I recently caught a tweet from a blogger for the Mommy Effect Magazine thanking various strangers who have influenced her children with positive advice. It reminded me of a lesson my daughter learned on the responsibility of parenthood at the tender age of four.
We were visiting my Mom in Quincy, Massachusetts from Florida. My Mom, daughter and I were approaching a bench at a bus stop. Seated on the bench was a teenaged girl of no more than fifteen years. She had a stroller carrying a little boy less than two years old. My Mom and I were in the middle of a discussion. My daughter marched ahead and plopped herself down on the bench, right next to the teen. She asked the girl if the baby was her brother. The teen told my daughter that the boy was her son and started to talk about how hard it was to raise the boy with no job and a boyfriend who ditched her once he knew of the boy’s impending arrival. My instinct was to pull my innocent child from this conversation, but my Mom kept talking and I could not get a break.

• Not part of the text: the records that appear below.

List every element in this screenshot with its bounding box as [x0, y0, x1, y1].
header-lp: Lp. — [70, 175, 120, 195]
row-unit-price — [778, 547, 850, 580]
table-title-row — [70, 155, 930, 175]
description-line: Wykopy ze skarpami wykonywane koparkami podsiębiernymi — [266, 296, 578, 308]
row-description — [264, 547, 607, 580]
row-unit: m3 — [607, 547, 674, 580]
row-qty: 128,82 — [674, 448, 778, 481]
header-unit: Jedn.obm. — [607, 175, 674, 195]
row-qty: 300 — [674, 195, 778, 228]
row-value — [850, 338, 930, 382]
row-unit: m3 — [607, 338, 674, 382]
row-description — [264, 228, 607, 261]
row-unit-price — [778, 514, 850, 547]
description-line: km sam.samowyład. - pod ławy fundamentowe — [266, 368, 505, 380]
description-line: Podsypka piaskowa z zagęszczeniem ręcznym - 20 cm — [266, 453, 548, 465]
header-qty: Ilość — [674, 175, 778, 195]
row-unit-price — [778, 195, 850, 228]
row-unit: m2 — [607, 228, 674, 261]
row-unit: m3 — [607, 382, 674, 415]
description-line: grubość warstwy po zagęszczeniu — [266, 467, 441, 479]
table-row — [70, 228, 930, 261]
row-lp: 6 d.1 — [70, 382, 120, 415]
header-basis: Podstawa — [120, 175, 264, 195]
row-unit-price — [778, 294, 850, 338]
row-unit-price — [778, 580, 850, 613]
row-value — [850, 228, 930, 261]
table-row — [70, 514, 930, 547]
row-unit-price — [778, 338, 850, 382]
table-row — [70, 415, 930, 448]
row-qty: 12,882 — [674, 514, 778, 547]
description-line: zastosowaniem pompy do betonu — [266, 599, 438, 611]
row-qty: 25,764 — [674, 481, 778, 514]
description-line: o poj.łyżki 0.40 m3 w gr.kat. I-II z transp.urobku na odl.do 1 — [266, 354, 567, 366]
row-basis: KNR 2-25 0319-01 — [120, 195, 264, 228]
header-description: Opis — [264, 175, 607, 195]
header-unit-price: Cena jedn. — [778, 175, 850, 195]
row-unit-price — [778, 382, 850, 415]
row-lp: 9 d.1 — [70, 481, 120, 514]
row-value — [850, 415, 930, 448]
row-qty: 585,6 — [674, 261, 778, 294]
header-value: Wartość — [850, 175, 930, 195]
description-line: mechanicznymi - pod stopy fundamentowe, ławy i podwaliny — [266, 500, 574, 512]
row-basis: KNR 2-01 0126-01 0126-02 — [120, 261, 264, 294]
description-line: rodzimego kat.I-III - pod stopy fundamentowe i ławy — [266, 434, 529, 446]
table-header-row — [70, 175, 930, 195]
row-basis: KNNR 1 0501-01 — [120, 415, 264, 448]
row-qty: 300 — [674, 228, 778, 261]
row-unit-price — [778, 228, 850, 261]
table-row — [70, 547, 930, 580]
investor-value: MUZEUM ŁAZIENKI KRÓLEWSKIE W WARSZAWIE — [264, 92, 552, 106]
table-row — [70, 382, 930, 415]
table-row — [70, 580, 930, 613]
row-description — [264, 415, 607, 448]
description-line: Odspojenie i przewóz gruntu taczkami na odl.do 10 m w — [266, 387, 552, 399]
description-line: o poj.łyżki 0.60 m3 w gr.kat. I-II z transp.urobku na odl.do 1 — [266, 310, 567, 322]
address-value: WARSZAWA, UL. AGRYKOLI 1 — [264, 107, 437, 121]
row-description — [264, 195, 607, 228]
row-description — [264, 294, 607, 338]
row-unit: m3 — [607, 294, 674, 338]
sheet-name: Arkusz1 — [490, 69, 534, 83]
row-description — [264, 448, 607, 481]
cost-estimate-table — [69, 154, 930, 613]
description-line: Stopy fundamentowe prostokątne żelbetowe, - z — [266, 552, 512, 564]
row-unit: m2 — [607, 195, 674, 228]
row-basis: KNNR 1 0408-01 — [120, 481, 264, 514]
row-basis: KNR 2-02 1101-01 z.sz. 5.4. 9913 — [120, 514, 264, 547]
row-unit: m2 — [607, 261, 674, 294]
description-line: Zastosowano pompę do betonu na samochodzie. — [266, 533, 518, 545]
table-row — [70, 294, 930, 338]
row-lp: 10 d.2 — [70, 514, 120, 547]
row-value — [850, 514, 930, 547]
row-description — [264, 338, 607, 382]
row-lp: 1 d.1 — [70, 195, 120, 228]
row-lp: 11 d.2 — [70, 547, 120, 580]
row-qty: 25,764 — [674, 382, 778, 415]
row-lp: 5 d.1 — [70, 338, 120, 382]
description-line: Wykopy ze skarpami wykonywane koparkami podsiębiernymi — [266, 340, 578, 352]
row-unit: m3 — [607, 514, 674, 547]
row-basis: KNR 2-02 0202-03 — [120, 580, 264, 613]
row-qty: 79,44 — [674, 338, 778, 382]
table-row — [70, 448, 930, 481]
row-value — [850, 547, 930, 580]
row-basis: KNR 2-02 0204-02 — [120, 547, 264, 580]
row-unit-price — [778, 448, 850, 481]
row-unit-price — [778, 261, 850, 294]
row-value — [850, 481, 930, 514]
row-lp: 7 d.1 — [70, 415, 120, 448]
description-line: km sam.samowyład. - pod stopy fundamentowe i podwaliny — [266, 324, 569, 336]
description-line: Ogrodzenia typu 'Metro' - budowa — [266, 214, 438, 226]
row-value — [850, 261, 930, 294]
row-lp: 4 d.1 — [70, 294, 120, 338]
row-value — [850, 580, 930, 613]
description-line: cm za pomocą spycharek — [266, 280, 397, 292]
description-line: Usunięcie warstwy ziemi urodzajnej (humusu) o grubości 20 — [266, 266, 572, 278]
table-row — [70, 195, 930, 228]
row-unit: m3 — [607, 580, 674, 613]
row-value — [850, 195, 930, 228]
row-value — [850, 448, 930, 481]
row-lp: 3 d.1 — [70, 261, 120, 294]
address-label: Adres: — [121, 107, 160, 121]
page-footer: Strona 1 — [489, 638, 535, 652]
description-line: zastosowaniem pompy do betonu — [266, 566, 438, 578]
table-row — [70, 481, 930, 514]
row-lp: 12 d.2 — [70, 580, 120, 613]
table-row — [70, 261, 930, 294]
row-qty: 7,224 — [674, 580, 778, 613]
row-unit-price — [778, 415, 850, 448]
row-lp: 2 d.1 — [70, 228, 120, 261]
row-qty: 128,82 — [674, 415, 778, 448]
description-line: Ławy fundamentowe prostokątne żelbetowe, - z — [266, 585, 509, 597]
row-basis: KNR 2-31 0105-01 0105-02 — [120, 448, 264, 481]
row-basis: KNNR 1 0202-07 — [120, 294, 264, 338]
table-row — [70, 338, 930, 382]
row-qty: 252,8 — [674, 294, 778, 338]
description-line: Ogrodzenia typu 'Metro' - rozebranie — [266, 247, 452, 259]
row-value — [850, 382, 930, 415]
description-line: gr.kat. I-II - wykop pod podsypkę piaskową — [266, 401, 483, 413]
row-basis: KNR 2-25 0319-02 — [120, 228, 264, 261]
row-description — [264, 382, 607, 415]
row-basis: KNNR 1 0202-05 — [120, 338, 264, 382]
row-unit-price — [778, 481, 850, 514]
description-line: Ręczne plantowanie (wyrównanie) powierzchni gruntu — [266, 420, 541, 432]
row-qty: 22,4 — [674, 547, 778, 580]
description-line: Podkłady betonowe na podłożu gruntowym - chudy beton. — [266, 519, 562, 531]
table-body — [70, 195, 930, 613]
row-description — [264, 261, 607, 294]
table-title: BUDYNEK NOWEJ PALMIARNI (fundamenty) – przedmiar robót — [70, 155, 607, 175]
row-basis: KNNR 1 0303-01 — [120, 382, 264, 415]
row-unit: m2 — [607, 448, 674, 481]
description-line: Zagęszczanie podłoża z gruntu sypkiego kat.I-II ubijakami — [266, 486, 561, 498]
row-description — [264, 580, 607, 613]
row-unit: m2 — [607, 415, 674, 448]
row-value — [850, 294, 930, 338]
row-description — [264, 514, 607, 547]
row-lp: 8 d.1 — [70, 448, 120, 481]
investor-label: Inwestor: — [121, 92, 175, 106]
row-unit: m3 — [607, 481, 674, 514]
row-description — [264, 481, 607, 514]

The night we got home from our long-weekend vacation, I tucked my little girl into bed as I always did. She hugged me and started to cry. She asked me to ask God not to give her a baby because she still wanted to play with her dollies. She took away from the teen’s lecture that she too could not afford to take care of a child or give it nice things and she did not want to ruin a child for that.
I assured my daughter that God would not give her a child until she chose to have one and that no one could make her have a child without her approval. No mechanics were mentioned. I just made sure she understood that she had control over having a child and that the teen did not use her control.
I never had to worry about my daughter being sexually active during her teens. She had already set a goal of being the best parent ever – by waiting until she could afford to give her child the life her dad and I gave her. This meant college, then a good paying job; a marriage, then a baby. Thanks teen, wherever you are! I hope things went well for you. Your words were of immeasurable significance.